Sánchez quiere eliminar a Josep Borrell y a Susana Díaz

Todo apunta a que Pedro Sánchez quiere sacar del Gobierno a Josep Borrell, para ofrecer su cabeza a los soberanistas catalanes, y sacar a Susana Díaz de la secretaría general del PSOE andaluz, porque el Presidente y secretario general del PSOE considera que tanto Borrell como Susana son sus posibles adversarios para liderar el Gobierno tras las próximas elecciones generales y liderar el PSOE.

Sánchez sabe que después de los próximos comicios generales él no tiene capacidad de pacto de Gobierno ni con Cs ni con el PP. Y sabe que el único dirigente del PSOE que podría liderar un Gobierno de corte constitucional es Borrell. Además teme que Susana Díaz pretenda ser candidata por Sevilla al Congreso de los Diputados, y desde ahí seguir con su aspiración a ocupar la secretaría general socialista.

Por ello en sus recientes declaraciones a la Agencia Efe el presidente del Gobierno Pedro Sánchez dijo que ‘Josep Borrell sería un excelente candidato a las elecciones europeas’. El presidente añadió que existen otros candidatos pero en ningún momento descartó la opción de lanzar a Borrell a liderar el cartel europeo del PSOE afirmando, como debió de hacerlo, que Borrell era un excelente ministro de Exteriores y que no aceptaría su salida del Gobierno.

Lo que tampoco aceptará Borrell para ser candidato europeo, una vez que fue presidente del Parlamento Europeo, y menos aún si se trata de comprar con su cabeza el apoyo a los Presupuestos de 2019.

El debate sobre el futuro de Borrell se complicó con la declaración del diputado de ERC Gabriel Rufián que afirmó que Podemos les había ofrecido la cabeza de Josep Borrell a cambio de que ERC aprobara los Presupuestos de Sánchez, una vez que Iglesias negociara con Sánchez la salida de Borrell. Desde Podemos desmienten a Rufián, pero sabido es que los niños y los locos siempre dicen la verdad y que Rufián es un niño enloquecido y mal criado en Cataluña.

Si añadimos la insidiosa campaña de los soberanistas catalanes en Cataluña contra Borrell al que llamen traidor en numerosos carteles y el incidente del escupitajo a Borrell durante un reciente debate en el Congreso de los Diputados, sin que Sánchez defendiera como debió a su ministro de Exteriores, veremos que Sánchez es capaz de cualquier cosa con tal de permanecer en el poder.

Lo que solo logrará si aprueba los Presupuestos de 2019 con ayudas de los separatistas catalanes y de Podemos para luego renovar el llamado ‘pacto Frankenstein’ con los mismos que le apoyaron en la moción de censura contra Mariano Rajoy.
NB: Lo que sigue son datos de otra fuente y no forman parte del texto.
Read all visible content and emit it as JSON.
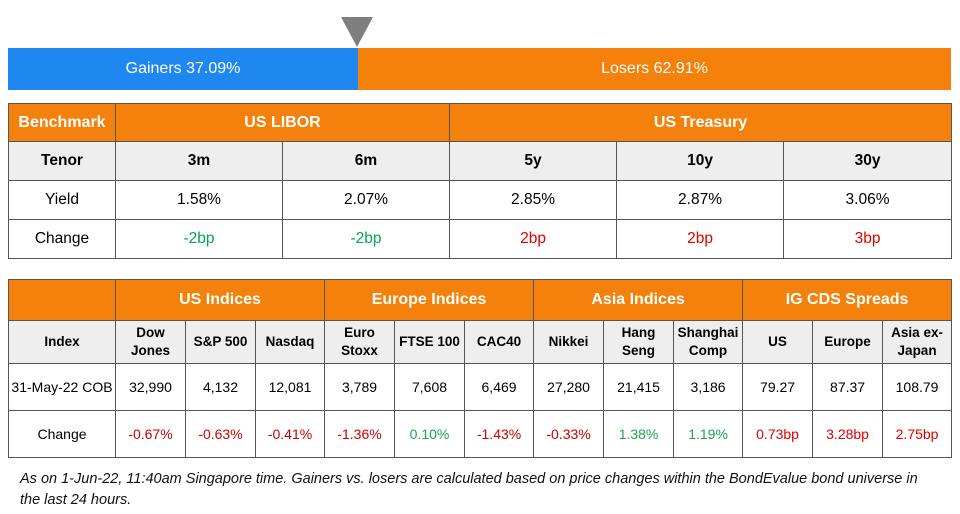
{
  "breadth": {
    "gainers_label": "Gainers 37.09%",
    "losers_label": "Losers 62.91%",
    "gainers_share": 0.3709,
    "colors": {
      "gainers": "#1e88f0",
      "losers": "#f4810b",
      "marker": "#7f7f7f"
    }
  },
  "rates": {
    "header": {
      "benchmark": "Benchmark",
      "libor": "US LIBOR",
      "treasury": "US Treasury"
    },
    "tenor_label": "Tenor",
    "tenors": [
      "3m",
      "6m",
      "5y",
      "10y",
      "30y"
    ],
    "yield_label": "Yield",
    "yields": [
      "1.58%",
      "2.07%",
      "2.85%",
      "2.87%",
      "3.06%"
    ],
    "change_label": "Change",
    "changes": [
      "-2bp",
      "-2bp",
      "2bp",
      "2bp",
      "3bp"
    ]
  },
  "indices": {
    "groups": {
      "us": "US Indices",
      "europe": "Europe Indices",
      "asia": "Asia Indices",
      "cds": "IG CDS Spreads"
    },
    "index_label": "Index",
    "columns": [
      "Dow Jones",
      "S&P 500",
      "Nasdaq",
      "Euro Stoxx",
      "FTSE 100",
      "CAC40",
      "Nikkei",
      "Hang Seng",
      "Shanghai Comp",
      "US",
      "Europe",
      "Asia ex-Japan"
    ],
    "date_label": "31-May-22 COB",
    "values": [
      "32,990",
      "4,132",
      "12,081",
      "3,789",
      "7,608",
      "6,469",
      "27,280",
      "21,415",
      "3,186",
      "79.27",
      "87.37",
      "108.79"
    ],
    "change_label": "Change",
    "changes": [
      "-0.67%",
      "-0.63%",
      "-0.41%",
      "-1.36%",
      "0.10%",
      "-1.43%",
      "-0.33%",
      "1.38%",
      "1.19%",
      "0.73bp",
      "3.28bp",
      "2.75bp"
    ]
  },
  "footnote": "As on 1-Jun-22, 11:40am Singapore time. Gainers vs. losers are calculated based on price changes within the BondEvalue bond universe in the last 24 hours."
}
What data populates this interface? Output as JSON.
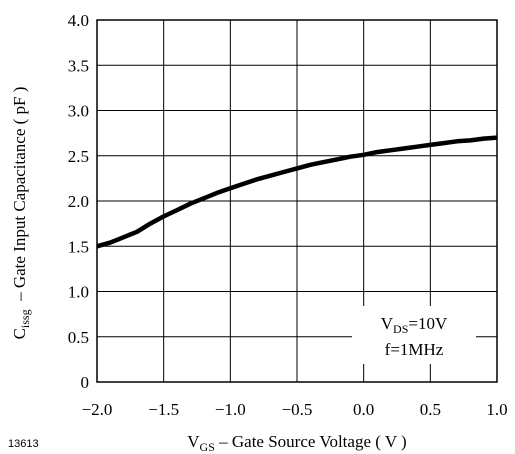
{
  "figure_id": "13613",
  "chart_data": {
    "type": "line",
    "title": "",
    "xlabel": {
      "main": "V",
      "sub": "GS",
      "rest": " – Gate Source Voltage ( V )"
    },
    "ylabel": {
      "main": "C",
      "sub": "issg",
      "rest": "  – Gate Input Capacitance ( pF )"
    },
    "xlim": [
      -2.0,
      1.0
    ],
    "ylim": [
      0,
      4.0
    ],
    "x_ticks": [
      "−2.0",
      "−1.5",
      "−1.0",
      "−0.5",
      "0.0",
      "0.5",
      "1.0"
    ],
    "x_tick_values": [
      -2.0,
      -1.5,
      -1.0,
      -0.5,
      0.0,
      0.5,
      1.0
    ],
    "y_ticks": [
      "0",
      "0.5",
      "1.0",
      "1.5",
      "2.0",
      "2.5",
      "3.0",
      "3.5",
      "4.0"
    ],
    "y_tick_values": [
      0,
      0.5,
      1.0,
      1.5,
      2.0,
      2.5,
      3.0,
      3.5,
      4.0
    ],
    "grid": true,
    "series": [
      {
        "x": [
          -2.0,
          -1.9,
          -1.8,
          -1.7,
          -1.6,
          -1.5,
          -1.4,
          -1.3,
          -1.2,
          -1.1,
          -1.0,
          -0.9,
          -0.8,
          -0.7,
          -0.6,
          -0.5,
          -0.4,
          -0.3,
          -0.2,
          -0.1,
          0.0,
          0.1,
          0.2,
          0.3,
          0.4,
          0.5,
          0.6,
          0.7,
          0.8,
          0.9,
          1.0
        ],
        "y": [
          1.5,
          1.54,
          1.6,
          1.66,
          1.75,
          1.83,
          1.9,
          1.97,
          2.03,
          2.09,
          2.14,
          2.19,
          2.24,
          2.28,
          2.32,
          2.36,
          2.4,
          2.43,
          2.46,
          2.49,
          2.51,
          2.54,
          2.56,
          2.58,
          2.6,
          2.62,
          2.64,
          2.66,
          2.67,
          2.69,
          2.7
        ]
      }
    ],
    "annotation": {
      "line1": {
        "main": "V",
        "sub": "DS",
        "rest": "=10V"
      },
      "line2": "f=1MHz"
    }
  }
}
Porque Sánchez tiene claro que nunca conseguirá un pacto de gobierno o presupuestario con el PP o con Cs, por su deriva pro soberanista en Cataluña.

En cuanto a la salida de Susana Díaz de la secretaría general del PSOE en Andalucía -probablemente imponiendo una Gestora del partido en esa federación- todo a punta de que esa pretensión se acelerará si PP y Cs logran el gobierno andaluz y Susana intenta hacer las listas del PSOE andaluz al Congreso de los Diputados, incluyéndose en la candidatura por Sevilla.

Sin embargo la expulsión de Susana del liderazgo socialista andaluz puede tener repercusiones en todo el PSOE y entre las federaciones y líderes regionales del PSOE que, como Díaz, critican abiertamente la política catalana del PSOE y su alejamiento del marco constitucional.

Sobre todo porque los barones del PSOE saben que, por mucho que Sánchez se empeñe, el pacto del presidente con los soberanistas en pleno juicio del golpe de Estado y su disposición a conceder insultos a los condenados no llegará a ninguna parte.

Y puede tener efectos demoledores para el PSOE. De ahí que el ataque de Sánchez a Díaz, que alienta José Luís Ábalos desde la secretaría de Organización del PSOE puede provocar un cataclismo en el socialismo y la ruptura del partido empezando por el territorio andaluz.